Throwback Thursday: Perfection Is the Enemy of Learning
This was originally published in Bob Pike’s Creative Training Techniques Newsletter in May 1993.
The best classroom lessons don’t come out of a quest for perfection
At an early age, it seems, we become creatures driven by the quest for perfection.
What parent has not watched a child struggle with a newly learned task, riding a bike or writing letters of the alphabet, and heard the exasperated words, “I can’t get it right!”
As adults, who among us hasn’t smacked himself on the forehead when a task went awry and thought, “Geez, what a dope I am! Am I ever going to get this right?”
That quest for perfection is a path I think many people follow. I, for one, am guilty of making the pursuit of perfection one of my life’s goals and judging myself based on whether I was “right” or “wrong” in a given situation.
In an attempt to avoid being wrong, then, I have caught myself trying to control any potential learning environment and limiting the risks that I take in it. More often than not, though, I find there is very little I can control in those environments.
That realization leads to frustration, anxiety, and a lot of forehead smacking.
But rarely does any positive learning take place when learners constantly strive to be perfect and beat themselves up over mistakes.
If, however, as learners we could change that orientation and focus on learning from mistakes, we might actually learn a lot more. That doesn’t mean we have to stop trying to do our very best each time we attempt a new skill.
It simply means we have to stop making success an all-or-nothing issue and instead focus on incremental improvement with occasional failure as a measure of success.
My personal promise to reform to that line of thinking ultimately means a willingness to take risks and cheerfully make mistakes in the learning process.
But it’s not going to be easy. The reward of learning from mistakes serves to lessen the fear of failure, but it certainly doesn’t make it go away completely.
And that is the fine line trainers walk.
We tell trainees that our classrooms are safe havens in which people can freely err, but the training room is not without its own set of perceived dangers to trainees.
There are plenty of personal and professional pitfalls into which they might fall.
So we need to ask ourselves what we are doing, consciously and unconsciously, to encourage attendees to take risks in the classroom and learn from their mistakes.
Do we structure activities so that risk is encouraged and that failure brings the opportunity to learn?
Or do we rely on “safe” exercises that simply get both us and the trainees through the day?
Do we celebrate all kinds of learning, whether it comes from success or failure?
Those are important questions to consider as we balance our trainees’ needs to seek perfection, but to also accept and learn from their mistakes.
Duane’s Take
Perfection is one of the quiet enemies of learning.
It sounds noble.

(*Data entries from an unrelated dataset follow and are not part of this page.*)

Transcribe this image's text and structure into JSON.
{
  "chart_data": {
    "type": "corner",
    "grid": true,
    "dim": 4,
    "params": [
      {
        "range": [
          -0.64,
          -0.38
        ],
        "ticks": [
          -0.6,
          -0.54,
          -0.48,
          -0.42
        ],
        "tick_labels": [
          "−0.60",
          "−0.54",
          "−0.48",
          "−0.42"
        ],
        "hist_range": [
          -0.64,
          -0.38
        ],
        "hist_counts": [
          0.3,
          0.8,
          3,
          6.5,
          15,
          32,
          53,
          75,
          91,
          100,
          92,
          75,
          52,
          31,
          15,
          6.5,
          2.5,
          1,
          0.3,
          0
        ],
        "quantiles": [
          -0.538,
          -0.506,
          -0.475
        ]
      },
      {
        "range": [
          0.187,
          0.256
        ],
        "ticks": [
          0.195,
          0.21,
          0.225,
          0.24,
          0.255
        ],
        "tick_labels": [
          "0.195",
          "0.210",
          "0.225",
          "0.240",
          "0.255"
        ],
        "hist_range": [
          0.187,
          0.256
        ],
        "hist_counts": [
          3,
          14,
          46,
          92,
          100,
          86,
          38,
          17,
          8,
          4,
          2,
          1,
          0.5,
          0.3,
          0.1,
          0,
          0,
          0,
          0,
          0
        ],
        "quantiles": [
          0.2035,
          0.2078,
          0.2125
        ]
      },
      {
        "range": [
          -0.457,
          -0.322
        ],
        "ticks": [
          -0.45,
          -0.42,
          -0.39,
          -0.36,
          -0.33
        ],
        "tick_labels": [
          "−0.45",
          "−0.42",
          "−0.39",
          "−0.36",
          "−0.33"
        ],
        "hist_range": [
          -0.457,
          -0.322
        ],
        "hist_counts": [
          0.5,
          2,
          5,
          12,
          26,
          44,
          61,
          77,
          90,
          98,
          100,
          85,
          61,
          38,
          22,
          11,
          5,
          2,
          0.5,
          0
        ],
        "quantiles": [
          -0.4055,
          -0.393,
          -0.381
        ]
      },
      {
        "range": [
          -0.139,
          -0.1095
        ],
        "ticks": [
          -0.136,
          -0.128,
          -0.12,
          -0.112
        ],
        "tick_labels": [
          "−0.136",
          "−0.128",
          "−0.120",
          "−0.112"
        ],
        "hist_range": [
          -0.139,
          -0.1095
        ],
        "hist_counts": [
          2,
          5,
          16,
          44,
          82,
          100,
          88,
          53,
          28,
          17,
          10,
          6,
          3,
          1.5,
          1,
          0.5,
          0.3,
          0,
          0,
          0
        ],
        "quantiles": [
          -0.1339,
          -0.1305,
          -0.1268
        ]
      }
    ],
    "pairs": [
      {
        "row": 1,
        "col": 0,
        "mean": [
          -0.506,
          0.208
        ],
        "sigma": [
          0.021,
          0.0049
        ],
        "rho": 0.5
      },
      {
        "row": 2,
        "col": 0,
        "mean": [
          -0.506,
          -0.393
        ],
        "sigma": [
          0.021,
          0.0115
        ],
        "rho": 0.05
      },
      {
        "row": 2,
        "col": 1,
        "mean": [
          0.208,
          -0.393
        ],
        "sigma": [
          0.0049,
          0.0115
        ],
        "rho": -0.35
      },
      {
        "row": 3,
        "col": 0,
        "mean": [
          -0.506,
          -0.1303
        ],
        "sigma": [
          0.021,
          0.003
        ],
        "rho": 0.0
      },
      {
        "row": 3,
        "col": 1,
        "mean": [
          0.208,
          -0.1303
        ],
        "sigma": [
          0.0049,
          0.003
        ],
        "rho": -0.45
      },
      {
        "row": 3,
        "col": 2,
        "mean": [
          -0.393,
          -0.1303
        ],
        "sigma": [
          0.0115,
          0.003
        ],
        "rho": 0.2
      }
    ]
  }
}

We want people to do good work. We want them to take the material seriously. We want the skill to matter.
But when perfection becomes the goal, people stop experimenting. They stop asking questions. They stop trying anything that might make them look foolish.
That is deadly in a training room.
Real learning requires some level of risk. Participants have to try the skill before they fully own it. They have to wrestle with the concept, make imperfect attempts, get feedback, adjust, and try again.
The trainer’s job is not to remove all failure from the room.
It is to make failure useful.
That means designing activities where mistakes are expected, visible, and recoverable. It means setting the tone early that practice is not performance. It means helping participants see errors as information, not indictment.
This matters even more today because so many workplaces punish visible mistakes. People learn to protect themselves. They stay quiet. They avoid practice. They wait for someone else to go first.
Then we wonder why training does not transfer.
If we want participants to use new skills on the job, we have to give them a place to stumble safely first.
A classroom that never allows mistakes may feel smooth, but it probably is not producing much growth.
The better question is not, “Did everything go perfectly?”
The better question is, “Did people leave more capable than when they arrived?”